Word on the street after the Berlinale was that French director Erick Zonca's English language debut, Julia, was either an homage to the films of John Cassavetes (to those who liked it) or a pitiful tinkering with Cassavetes's style (to those who hated it, and sometimes quite viscerally). Maybe it's just because I was looking for it too hard, but I frankly didn't see it, unless having a female protagonist is all it takes to compare a film to Cassavetes, in which case we're in worse shape than I thought.

(Actually, people were trying to compare the film to Cassavetes's Gloria, which I have not seen, not the director's whole career, but then dammit, they should have phrased it that way).

So, leaving out the Cassavetes connection, here's how I found Julia: a film with a magnificent opening 45 minutes or so, that turns into an agreeable but derivative botched-kidnapping for another 45 minutes, before finally turning into a sloggy trip to Mexico that serves very little obvious purpose other than spackling some extra running time onto a film that ends up feeling overlong at some two and a quarter hours. At all points, the plot is significantly less interesting than Julia Harris, the woman at its center, and this is primarily because of Tilda Swinton, one of the best actresses currently working in the cinema.

Even the briefest scan of Swinton's two-decade career makes it quite obvious that she's not the kind of performer who has a "type", but even given that observation, Julia doesn't feel like a Swinton character.
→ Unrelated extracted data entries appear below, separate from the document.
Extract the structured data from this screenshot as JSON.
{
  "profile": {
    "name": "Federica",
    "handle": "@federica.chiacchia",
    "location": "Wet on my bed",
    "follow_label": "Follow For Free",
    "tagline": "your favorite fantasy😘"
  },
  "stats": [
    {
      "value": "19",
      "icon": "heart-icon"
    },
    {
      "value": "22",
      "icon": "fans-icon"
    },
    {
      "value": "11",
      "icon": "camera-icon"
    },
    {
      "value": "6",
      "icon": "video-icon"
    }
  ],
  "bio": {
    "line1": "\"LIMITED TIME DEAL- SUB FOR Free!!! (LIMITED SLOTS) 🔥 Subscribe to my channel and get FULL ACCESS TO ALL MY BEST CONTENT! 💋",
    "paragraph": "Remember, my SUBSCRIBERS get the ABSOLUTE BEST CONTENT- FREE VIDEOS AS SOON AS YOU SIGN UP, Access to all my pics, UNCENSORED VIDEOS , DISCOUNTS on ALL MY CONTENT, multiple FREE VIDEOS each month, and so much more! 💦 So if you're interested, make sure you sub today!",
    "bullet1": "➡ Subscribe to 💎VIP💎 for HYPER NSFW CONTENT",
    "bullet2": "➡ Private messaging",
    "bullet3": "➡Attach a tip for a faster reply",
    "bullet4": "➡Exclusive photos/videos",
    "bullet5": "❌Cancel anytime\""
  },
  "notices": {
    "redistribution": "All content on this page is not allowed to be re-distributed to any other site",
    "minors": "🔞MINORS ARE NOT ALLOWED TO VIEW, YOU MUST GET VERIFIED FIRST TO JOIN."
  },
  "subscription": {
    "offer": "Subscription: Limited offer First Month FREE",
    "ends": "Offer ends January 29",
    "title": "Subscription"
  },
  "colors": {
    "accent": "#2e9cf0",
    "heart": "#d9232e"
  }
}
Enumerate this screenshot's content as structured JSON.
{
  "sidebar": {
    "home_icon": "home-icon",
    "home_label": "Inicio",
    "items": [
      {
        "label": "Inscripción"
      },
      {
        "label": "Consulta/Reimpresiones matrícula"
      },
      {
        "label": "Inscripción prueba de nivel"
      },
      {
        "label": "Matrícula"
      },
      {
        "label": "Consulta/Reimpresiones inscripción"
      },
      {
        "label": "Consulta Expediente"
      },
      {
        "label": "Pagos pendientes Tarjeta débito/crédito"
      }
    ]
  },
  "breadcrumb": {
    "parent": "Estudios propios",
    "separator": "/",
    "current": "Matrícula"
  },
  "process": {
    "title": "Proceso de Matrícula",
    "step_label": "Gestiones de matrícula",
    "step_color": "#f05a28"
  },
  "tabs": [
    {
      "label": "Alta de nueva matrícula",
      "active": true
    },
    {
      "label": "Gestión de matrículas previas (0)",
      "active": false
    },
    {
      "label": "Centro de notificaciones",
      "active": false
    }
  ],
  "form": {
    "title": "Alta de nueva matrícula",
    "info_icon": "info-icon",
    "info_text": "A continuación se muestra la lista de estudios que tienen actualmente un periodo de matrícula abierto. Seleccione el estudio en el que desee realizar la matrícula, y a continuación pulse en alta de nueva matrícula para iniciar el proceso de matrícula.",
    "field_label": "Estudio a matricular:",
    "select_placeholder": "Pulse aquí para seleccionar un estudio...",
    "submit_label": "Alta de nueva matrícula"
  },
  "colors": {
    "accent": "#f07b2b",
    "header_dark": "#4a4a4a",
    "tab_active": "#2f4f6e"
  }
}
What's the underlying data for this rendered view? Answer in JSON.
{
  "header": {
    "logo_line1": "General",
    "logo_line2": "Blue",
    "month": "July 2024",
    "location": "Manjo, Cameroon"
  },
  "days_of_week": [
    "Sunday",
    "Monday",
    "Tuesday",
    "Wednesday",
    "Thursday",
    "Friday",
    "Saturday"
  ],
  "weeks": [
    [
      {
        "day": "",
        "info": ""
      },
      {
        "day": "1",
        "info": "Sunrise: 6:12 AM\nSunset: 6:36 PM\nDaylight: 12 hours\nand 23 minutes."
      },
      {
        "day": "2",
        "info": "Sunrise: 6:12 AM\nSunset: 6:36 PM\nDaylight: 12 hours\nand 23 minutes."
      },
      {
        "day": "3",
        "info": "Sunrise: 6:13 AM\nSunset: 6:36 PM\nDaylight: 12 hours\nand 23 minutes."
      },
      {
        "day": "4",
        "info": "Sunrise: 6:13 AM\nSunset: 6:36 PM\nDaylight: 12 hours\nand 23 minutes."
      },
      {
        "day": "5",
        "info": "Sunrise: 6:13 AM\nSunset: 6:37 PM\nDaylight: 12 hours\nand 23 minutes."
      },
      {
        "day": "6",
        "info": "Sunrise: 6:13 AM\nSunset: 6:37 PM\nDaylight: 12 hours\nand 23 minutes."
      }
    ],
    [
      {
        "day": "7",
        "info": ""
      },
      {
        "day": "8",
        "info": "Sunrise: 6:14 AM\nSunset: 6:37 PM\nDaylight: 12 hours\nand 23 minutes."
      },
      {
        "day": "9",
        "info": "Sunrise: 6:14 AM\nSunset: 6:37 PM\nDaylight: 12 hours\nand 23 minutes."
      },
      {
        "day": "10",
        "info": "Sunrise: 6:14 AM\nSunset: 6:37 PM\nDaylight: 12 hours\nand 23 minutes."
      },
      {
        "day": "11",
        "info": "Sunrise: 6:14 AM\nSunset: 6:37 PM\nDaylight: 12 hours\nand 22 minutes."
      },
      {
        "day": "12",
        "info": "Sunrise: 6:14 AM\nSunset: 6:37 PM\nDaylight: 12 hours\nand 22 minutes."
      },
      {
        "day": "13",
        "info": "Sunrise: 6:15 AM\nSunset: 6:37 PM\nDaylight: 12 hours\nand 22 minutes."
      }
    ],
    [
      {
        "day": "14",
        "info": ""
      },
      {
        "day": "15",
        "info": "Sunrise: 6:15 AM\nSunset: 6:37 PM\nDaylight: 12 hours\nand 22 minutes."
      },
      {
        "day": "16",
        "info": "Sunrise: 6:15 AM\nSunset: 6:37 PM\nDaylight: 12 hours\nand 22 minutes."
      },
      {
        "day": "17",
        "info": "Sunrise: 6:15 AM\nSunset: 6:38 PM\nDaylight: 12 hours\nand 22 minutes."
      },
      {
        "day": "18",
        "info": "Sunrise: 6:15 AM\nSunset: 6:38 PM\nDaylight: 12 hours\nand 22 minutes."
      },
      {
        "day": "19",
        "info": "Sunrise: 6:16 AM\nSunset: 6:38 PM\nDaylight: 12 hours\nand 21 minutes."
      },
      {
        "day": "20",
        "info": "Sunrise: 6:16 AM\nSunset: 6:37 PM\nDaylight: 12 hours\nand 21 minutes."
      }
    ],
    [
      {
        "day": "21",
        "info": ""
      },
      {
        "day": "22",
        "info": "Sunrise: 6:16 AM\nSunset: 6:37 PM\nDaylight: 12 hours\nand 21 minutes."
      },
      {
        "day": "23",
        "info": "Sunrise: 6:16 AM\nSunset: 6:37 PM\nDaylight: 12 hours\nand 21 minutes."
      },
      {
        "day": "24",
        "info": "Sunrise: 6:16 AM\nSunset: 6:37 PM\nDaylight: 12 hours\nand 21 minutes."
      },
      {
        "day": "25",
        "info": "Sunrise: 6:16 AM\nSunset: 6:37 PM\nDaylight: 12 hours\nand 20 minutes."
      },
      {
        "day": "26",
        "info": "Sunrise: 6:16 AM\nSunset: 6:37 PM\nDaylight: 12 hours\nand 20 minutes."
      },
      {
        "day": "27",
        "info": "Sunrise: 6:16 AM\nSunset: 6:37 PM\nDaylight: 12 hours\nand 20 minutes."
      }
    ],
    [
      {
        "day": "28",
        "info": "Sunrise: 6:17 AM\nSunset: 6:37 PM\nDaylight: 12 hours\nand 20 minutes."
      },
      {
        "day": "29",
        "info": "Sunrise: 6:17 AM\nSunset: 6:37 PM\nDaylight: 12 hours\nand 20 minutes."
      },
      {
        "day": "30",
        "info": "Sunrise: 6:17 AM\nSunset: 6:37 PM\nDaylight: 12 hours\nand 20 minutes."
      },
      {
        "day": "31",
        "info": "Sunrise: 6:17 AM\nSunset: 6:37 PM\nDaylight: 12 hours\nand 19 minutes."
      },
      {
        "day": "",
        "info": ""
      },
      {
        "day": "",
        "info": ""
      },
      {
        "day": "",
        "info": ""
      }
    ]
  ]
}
Loud-mouthed, alcoholic, a trashy dresser, given to waking up in men's beds with no particular recollection of how she got there, Julia could easily have turned into an ugly caricature, and Swinton doesn't always avoid that trap, particularly in the earliest scenes showcasing Julia's booziest excesses. But even though she is playing a woman who basically lacks dignity, the actress never seems to betray knowledge of that fact. Julia herself doesn't realise that she lacks dignity, and Swinton does a more than credible job fleshing out the character's ill-placed self-assurance without asking for laughs or pity. It's just who Julia is, and it's commendable that Swinton is comfortable letting that be the end of it. It's also worth at least mentioning that the actress is willing to let herself be so deglamorized as she is in this role, full of sweat and dirt and flab and awful makeup, but Swinton hasn't ever been an actress to shy away from physically ugly roles, so it feels more like business as usual than bravery.
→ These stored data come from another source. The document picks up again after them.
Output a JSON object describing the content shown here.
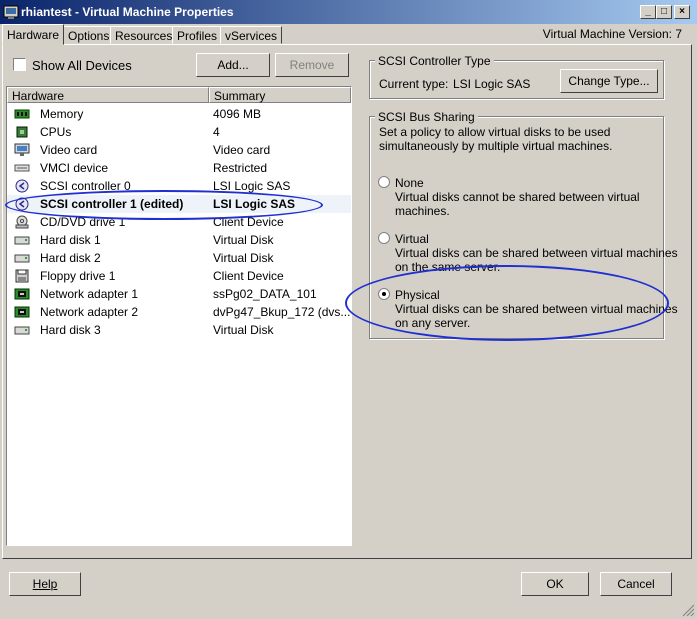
{
  "window": {
    "title": "rhiantest - Virtual Machine Properties",
    "controls": {
      "minimize": "_",
      "maximize": "□",
      "close": "×"
    }
  },
  "tabs": [
    {
      "label": "Hardware",
      "active": true
    },
    {
      "label": "Options"
    },
    {
      "label": "Resources"
    },
    {
      "label": "Profiles"
    },
    {
      "label": "vServices"
    }
  ],
  "vm_version": "Virtual Machine Version: 7",
  "left": {
    "show_all_devices": "Show All Devices",
    "add_button": "Add...",
    "remove_button": "Remove",
    "columns": {
      "hardware": "Hardware",
      "summary": "Summary"
    },
    "rows": [
      {
        "name": "Memory",
        "summary": "4096 MB",
        "icon": "memory-icon"
      },
      {
        "name": "CPUs",
        "summary": "4",
        "icon": "cpu-icon"
      },
      {
        "name": "Video card",
        "summary": "Video card",
        "icon": "monitor-icon"
      },
      {
        "name": "VMCI device",
        "summary": "Restricted",
        "icon": "device-icon"
      },
      {
        "name": "SCSI controller 0",
        "summary": "LSI Logic SAS",
        "icon": "scsi-icon"
      },
      {
        "name": "SCSI controller 1 (edited)",
        "summary": "LSI Logic SAS",
        "icon": "scsi-icon",
        "selected": true
      },
      {
        "name": "CD/DVD drive 1",
        "summary": "Client Device",
        "icon": "cd-icon"
      },
      {
        "name": "Hard disk 1",
        "summary": "Virtual Disk",
        "icon": "disk-icon"
      },
      {
        "name": "Hard disk 2",
        "summary": "Virtual Disk",
        "icon": "disk-icon"
      },
      {
        "name": "Floppy drive 1",
        "summary": "Client Device",
        "icon": "floppy-icon"
      },
      {
        "name": "Network adapter 1",
        "summary": "ssPg02_DATA_101",
        "icon": "network-icon"
      },
      {
        "name": "Network adapter 2",
        "summary": "dvPg47_Bkup_172 (dvs...",
        "icon": "network-icon"
      },
      {
        "name": "Hard disk 3",
        "summary": "Virtual Disk",
        "icon": "disk-icon"
      }
    ]
  },
  "right": {
    "controller_type": {
      "title": "SCSI Controller Type",
      "current_label": "Current type:",
      "current_value": "LSI Logic SAS",
      "change_button": "Change Type..."
    },
    "bus_sharing": {
      "title": "SCSI Bus Sharing",
      "description_1": "Set a policy to allow virtual disks to be used",
      "description_2": "simultaneously by multiple virtual machines.",
      "options": [
        {
          "label": "None",
          "line1": "Virtual disks cannot be shared between virtual",
          "line2": "machines."
        },
        {
          "label": "Virtual",
          "line1": "Virtual disks can be shared between virtual machines",
          "line2": "on the same server."
        },
        {
          "label": "Physical",
          "line1": "Virtual disks can be shared between virtual machines",
          "line2": "on any server.",
          "selected": true
        }
      ]
    }
  },
  "footer": {
    "help": "Help",
    "ok": "OK",
    "cancel": "Cancel"
  },
  "colors": {
    "annotation": "#1f2fd0",
    "titlebar_start": "#0a246a",
    "titlebar_end": "#a6caf0"
  }
}
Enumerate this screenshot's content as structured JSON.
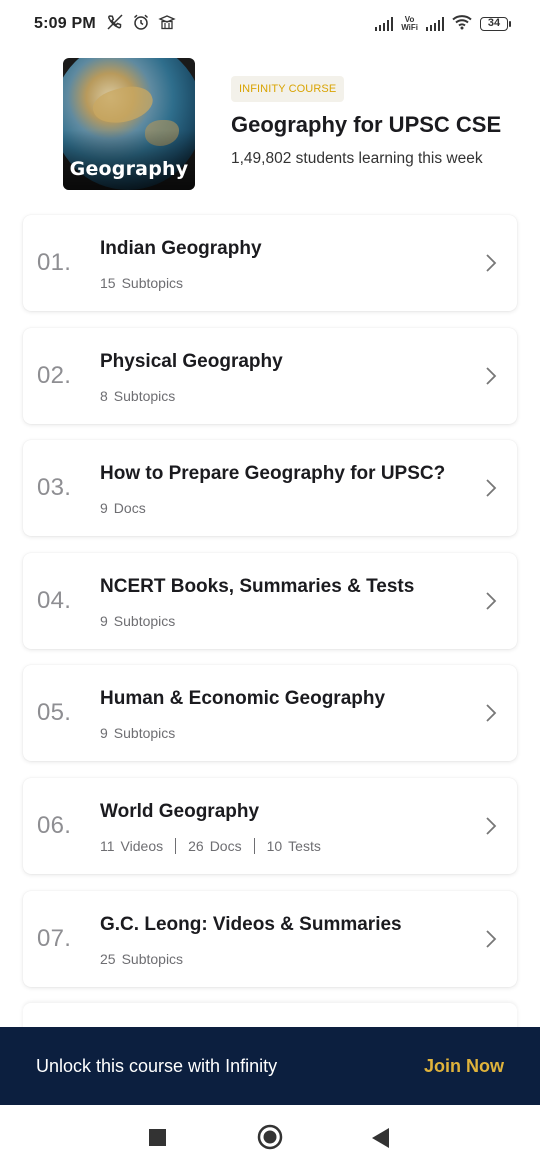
{
  "status_bar": {
    "time": "5:09 PM",
    "left_icons": [
      "no-call-icon",
      "alarm-icon",
      "school-icon"
    ],
    "network_label_top": "Vo",
    "network_label_bottom": "WiFi",
    "battery": "34"
  },
  "course": {
    "thumbnail_label": "Geography",
    "badge": "INFINITY COURSE",
    "title": "Geography for UPSC CSE",
    "subtitle": "1,49,802 students learning this week"
  },
  "topics": [
    {
      "num": "01.",
      "title": "Indian Geography",
      "meta": [
        {
          "count": "15",
          "unit": "Subtopics"
        }
      ]
    },
    {
      "num": "02.",
      "title": "Physical Geography",
      "meta": [
        {
          "count": "8",
          "unit": "Subtopics"
        }
      ]
    },
    {
      "num": "03.",
      "title": "How to Prepare Geography for UPSC?",
      "meta": [
        {
          "count": "9",
          "unit": "Docs"
        }
      ]
    },
    {
      "num": "04.",
      "title": "NCERT Books, Summaries & Tests",
      "meta": [
        {
          "count": "9",
          "unit": "Subtopics"
        }
      ]
    },
    {
      "num": "05.",
      "title": "Human & Economic Geography",
      "meta": [
        {
          "count": "9",
          "unit": "Subtopics"
        }
      ]
    },
    {
      "num": "06.",
      "title": "World Geography",
      "meta": [
        {
          "count": "11",
          "unit": "Videos"
        },
        {
          "count": "26",
          "unit": "Docs"
        },
        {
          "count": "10",
          "unit": "Tests"
        }
      ]
    },
    {
      "num": "07.",
      "title": "G.C. Leong: Videos & Summaries",
      "meta": [
        {
          "count": "25",
          "unit": "Subtopics"
        }
      ]
    }
  ],
  "cta": {
    "text": "Unlock this course with Infinity",
    "button": "Join Now"
  },
  "colors": {
    "cta_background": "#0c1f3f",
    "cta_accent": "#e0b33b",
    "badge_text": "#d9a404",
    "badge_background": "#f3f1ea"
  },
  "nav": {
    "icons": [
      "square-recents-icon",
      "circle-home-icon",
      "triangle-back-icon"
    ]
  }
}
Take out that wonderful central performance and what's left is a film of little distinction. The plot is unabashed color-by-numbers: Julia, faced with a life crumbling down around her, has the misfortune to believe her fellow AA member, Elena (Kate del Castillo), an obviously unstable woman who gets very excited when talking about her impending plot to kidnap her son, adopted by his wealthy paternal grandfather and kept from his mother, and now Elena wants Julia to help her with this scheme (the manner in which Elena is unambiguously presented as crazy is so over the top that I genuinely believed that she was making up the entire relationship, based on some newspaper clippings, and the only moment in the film that really surprised me is when it turns out that she is, indeed, the birth mother). At first seduced by Elena's promise of$20,000, Julia comes up with a better idea - why not kidnap Tom (Aidan Gould) herself, and hold him for ransom? Of course, movie kidnappings aren't ever that simple, for else they would not provide movie plots, and Julia's terrible mishandling of everything from the phone calls to the grandfather to the easily-penetrated safehouse eventually sends her scurrying to Mexico with the boy.

So far, so good, if hardly exceptional; but in the film's last third in Mexico, things go entirely off the rails. Julia's continued idiocy ends with Tom getting kidnapped again, and the kidnappers, assuming that she's the boy's mother, present her with a ransom of their own. Thus begins some 20 minutes of Julia's attempts to choreograph her own receipt of the $2 million she asked for with providing the kidnappers with their $1 million (up from $100,000 after Julia failed to keep her mouth shut), all while keeping everybody in the dark about what's happening. Things end surprisingly cleanly, but for a while there the film is positively unbearable - this might have possibly worked as farce, but it's presented completely straight, and it makes a long film significantly longer.

The good news it that Zonca (whose work I've not previously seen) elects to use a simple, almost Spartan visual style for Julia, which is mostly comprised of wide establishing shots or close-ups, particulaly close-ups of Tilda Swinton, and those are always good things. Which is to say, he avoids the gonzo post-Tarantino stylegasms that would probably have infected every frame of the film if it were an American production. He even keeps the film's few patches of violence tastefully offscreen. Of course, this is all because the kidnapping isn't the point of the film: it's not a crime thriller but a character study, of what happens to Julia as a result of her actions. It could have come a lot closer to working on that level if it weren't so contemptibly long, but Swinton has a good face for the "bug in a jar" school of filmmaking that Zonca seems to favor, and it's largely her presence that saves Julia from itself.